Monday, March 23, 2009

Ping An’s Chairman Ma Didn’t Take a Salary in 2008

Feb. 24 (Bloomberg) -- Ping An Insurance (Group) Co., China’s second-largest insurer, said Chief Executive Officer Peter Ma will forgo his salary for 2008 after the company lost $2.3 billion on its investment in Fortis.
Ma, who earned 66.16 million yuan ($9.7 million) in 2007, made the decision after the financial crisis “affected company performance,” Ping An’s Shenzhen-based spokesman Sheng Ruisheng said in a telephone interview today.
Ping An has forecast a “significant” drop in annual profit because of the decline in the value of its stake in Belgium’s Fortis, bailed out by three European governments last year. Ma, who earned 33 times more than his counterpart at larger China Life Insurance Co. in 2007, joins executives at companies from Citigroup Inc. to Sany Heavy Industry Co. who have taken pay cuts as the financial crisis erodes earnings.
“That was the company’s response to the public’s skepticism over its high compensation and management abilities” following the Fortis losses, said Olive Xia, an analyst at Core Pacific Yamaichi in Shanghai. “It can help restore investor confidence, but will have little effect on company profit.”
Ping An’s net income may have dropped by 30 percent from 2007 to 13 billion yuan last year, said Xia. The company, scheduled to release 2008 financial results April 10, has fallen 58 percent in Hong Kong trading since the start of last year.
Pay Cuts
Ma’s compensation compares with the 1.99 million yuan made by Yang Chao, chairman of China Life, the nation’s biggest insurer, in 2007, and 1.156 million yuan PICC Property & Casualty Co. paid Chairman Wu Yan for the same year.
Sheng declined to say whether Ma, 53, received the money and is returning it or didn’t get paid last year, as well as whether other Ping An senior executives or board members agreed to compensation cuts.
Ma, who has been with Ping An since 1988 when the company was set up and has been chairman since 1994, gave 20 million yuan from the 66.16 million yuan to Beijing-based charity China Soong Ching Ling Foundation, the company said. His income after tax and the donation was 25.794 million yuan.

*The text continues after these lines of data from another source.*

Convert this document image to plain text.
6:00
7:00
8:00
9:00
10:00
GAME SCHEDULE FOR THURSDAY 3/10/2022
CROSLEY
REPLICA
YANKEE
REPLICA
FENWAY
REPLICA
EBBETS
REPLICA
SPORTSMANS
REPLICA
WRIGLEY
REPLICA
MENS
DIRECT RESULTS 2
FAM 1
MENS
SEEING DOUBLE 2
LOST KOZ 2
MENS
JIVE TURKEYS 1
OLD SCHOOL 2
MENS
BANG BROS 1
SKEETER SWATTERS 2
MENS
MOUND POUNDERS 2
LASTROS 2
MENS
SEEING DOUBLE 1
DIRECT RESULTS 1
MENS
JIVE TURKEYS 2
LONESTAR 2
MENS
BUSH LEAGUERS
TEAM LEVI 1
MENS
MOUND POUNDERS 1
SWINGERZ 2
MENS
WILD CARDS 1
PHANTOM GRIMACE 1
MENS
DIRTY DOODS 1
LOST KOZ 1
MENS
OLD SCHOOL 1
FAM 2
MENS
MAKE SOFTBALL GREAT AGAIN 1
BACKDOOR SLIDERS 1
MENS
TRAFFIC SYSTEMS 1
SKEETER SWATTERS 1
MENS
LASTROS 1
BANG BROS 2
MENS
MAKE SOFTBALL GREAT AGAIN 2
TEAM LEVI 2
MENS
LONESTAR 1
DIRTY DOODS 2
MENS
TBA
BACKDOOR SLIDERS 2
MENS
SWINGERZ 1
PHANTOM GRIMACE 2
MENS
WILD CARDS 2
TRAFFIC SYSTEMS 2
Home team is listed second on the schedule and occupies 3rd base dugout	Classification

Citigroup Chief Executive Officer Vikram Pandit said Feb. 11 that he will take a salary of $1 and no bonus until the bank, which has accepted $45 billion in government bailout money, returns to profitability.

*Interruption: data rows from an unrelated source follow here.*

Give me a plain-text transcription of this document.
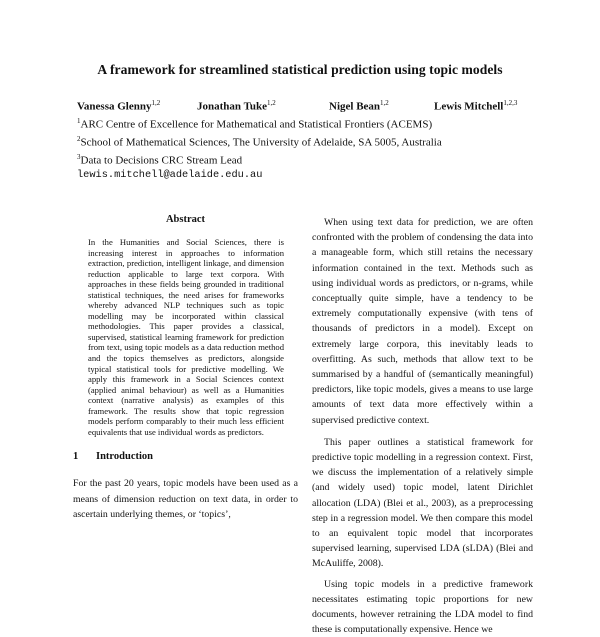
A framework for streamlined statistical prediction using topic models
Vanessa Glenny$^{1,2}$	Jonathan Tuke$^{1,2}$	Nigel Bean$^{1,2}$	Lewis Mitchell$^{1,2,3}$
$^1$ARC Centre of Excellence for Mathematical and Statistical Frontiers (ACEMS)
$^2$School of Mathematical Sciences, The University of Adelaide, SA 5005, Australia
$^3$Data to Decisions CRC Stream Lead
lewis.mitchell@adelaide.edu.au
Abstract

In the Humanities and Social Sciences, there is increasing interest in approaches to information extraction, prediction, intelligent linkage, and dimension reduction applicable to large text corpora. With approaches in these fields being grounded in traditional statistical techniques, the need arises for frameworks whereby advanced NLP techniques such as topic modelling may be incorporated within classical methodologies. This paper provides a classical, supervised, statistical learning framework for prediction from text, using topic models as a data reduction method and the topics themselves as predictors, alongside typical statistical tools for predictive modelling. We apply this framework in a Social Sciences context (applied animal behaviour) as well as a Humanities context (narrative analysis) as examples of this framework. The results show that topic regression models perform comparably to their much less efficient equivalents that use individual words as predictors.

1 Introduction

For the past 20 years, topic models have been used as a means of dimension reduction on text data, in order to ascertain underlying themes, or ‘topics’,

When using text data for prediction, we are often confronted with the problem of condensing the data into a manageable form, which still retains the necessary information contained in the text. Methods such as using individual words as predictors, or n-grams, while conceptually quite simple, have a tendency to be extremely computationally expensive (with tens of thousands of predictors in a model). Except on extremely large corpora, this inevitably leads to overfitting. As such, methods that allow text to be summarised by a handful of (semantically meaningful) predictors, like topic models, gives a means to use large amounts of text data more effectively within a supervised predictive context.

This paper outlines a statistical framework for predictive topic modelling in a regression context. First, we discuss the implementation of a relatively simple (and widely used) topic model, latent Dirichlet allocation (LDA) (Blei et al., 2003), as a preprocessing step in a regression model. We then compare this model to an equivalent topic model that incorporates supervised learning, supervised LDA (sLDA) (Blei and McAuliffe, 2008).

Using topic models in a predictive framework necessitates estimating topic proportions for new documents, however retraining the LDA model to find these is computationally expensive. Hence we
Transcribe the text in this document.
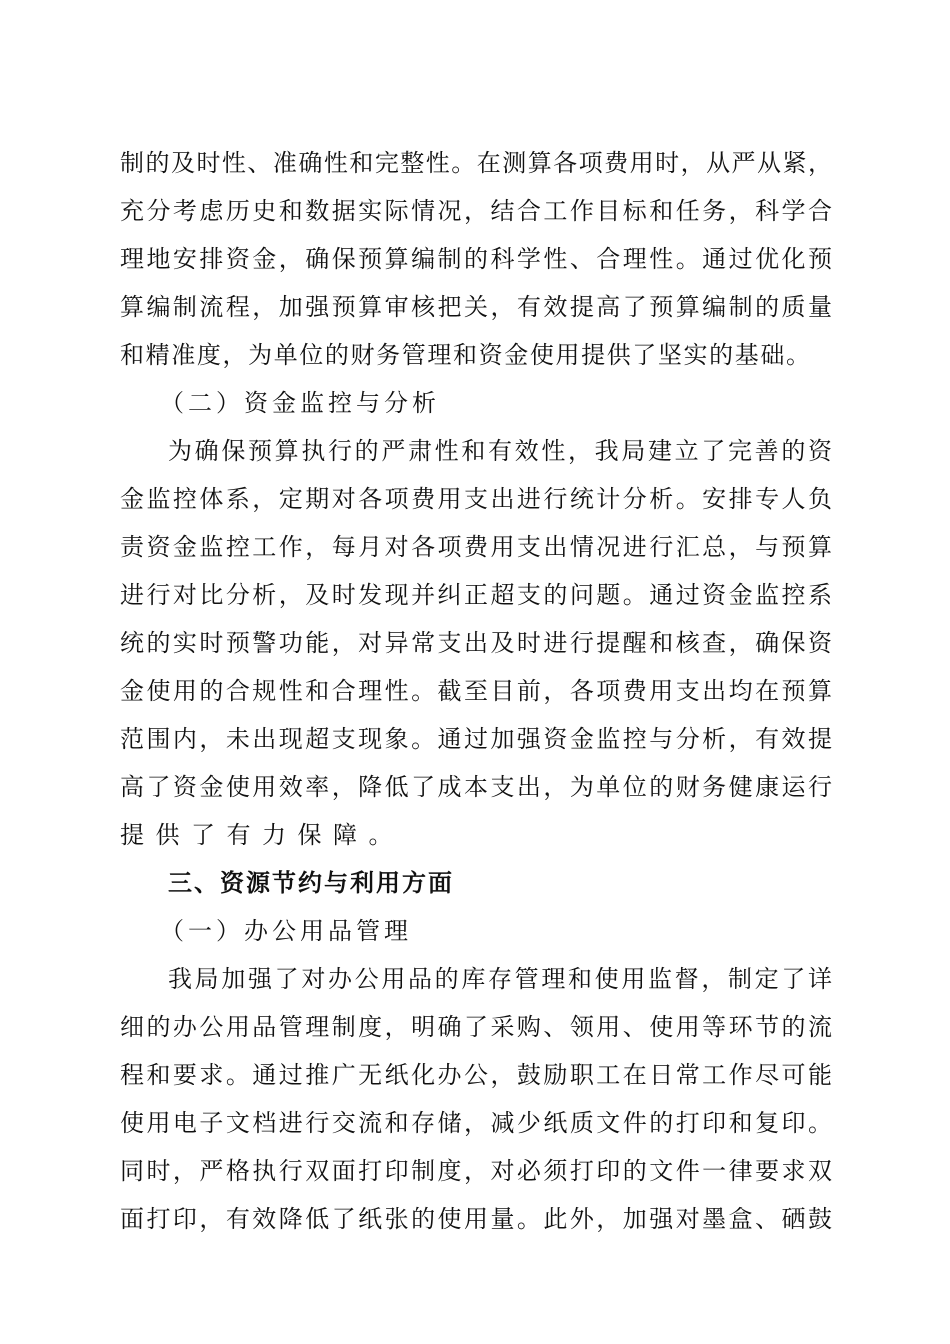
制的及时性、准确性和完整性。在测算各项费用时，从严从紧，
充分考虑历史和数据实际情况，结合工作目标和任务，科学合
理地安排资金，确保预算编制的科学性、合理性。通过优化预
算编制流程，加强预算审核把关，有效提高了预算编制的质量
和精准度，为单位的财务管理和资金使用提供了坚实的基础。
（二）资金监控与分析
为确保预算执行的严肃性和有效性，我局建立了完善的资
金监控体系，定期对各项费用支出进行统计分析。安排专人负
责资金监控工作，每月对各项费用支出情况进行汇总，与预算
进行对比分析，及时发现并纠正超支的问题。通过资金监控系
统的实时预警功能，对异常支出及时进行提醒和核查，确保资
金使用的合规性和合理性。截至目前，各项费用支出均在预算
范围内，未出现超支现象。通过加强资金监控与分析，有效提
高了资金使用效率，降低了成本支出，为单位的财务健康运行
提供了有力保障。
三、资源节约与利用方面
（一）办公用品管理
我局加强了对办公用品的库存管理和使用监督，制定了详
细的办公用品管理制度，明确了采购、领用、使用等环节的流
程和要求。通过推广无纸化办公，鼓励职工在日常工作尽可能
使用电子文档进行交流和存储，减少纸质文件的打印和复印。
同时，严格执行双面打印制度，对必须打印的文件一律要求双
面打印，有效降低了纸张的使用量。此外，加强对墨盒、硒鼓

Sany Heavy, China’s biggest supplier of concrete-making equipment, said Feb. 5 it plans to cut Chairman Liang Wengen’s annual salary to 15 cents and slash the pay of board members by as much as 90 percent in 2009 because of the financial crisis.
Fortis Stake
Ping An in November 2007 paid 1.81 billion euros for a 4.9 percent stake in Fortis, which became a casualty of the global credit crunch after pouring 24.2 billion euros ($31 billion) into the acquisition of ABN Amro Holding NV assets in 2008 just as the U.S. subprime-mortgage market collapsed.
The Chinese insurer voted against a state-organized breakup of Fortis, once Belgium’s biggest financial services company, on Feb. 11, saying asset sales driven by the Belgian government “severely impaired” shareholders’ interests. Ping An reported a third-quarter loss after a 15.7 billion yuan impairment charge on the Fortis investment.
Ping An Chief Investment Officer John Pearce left the company two months ago.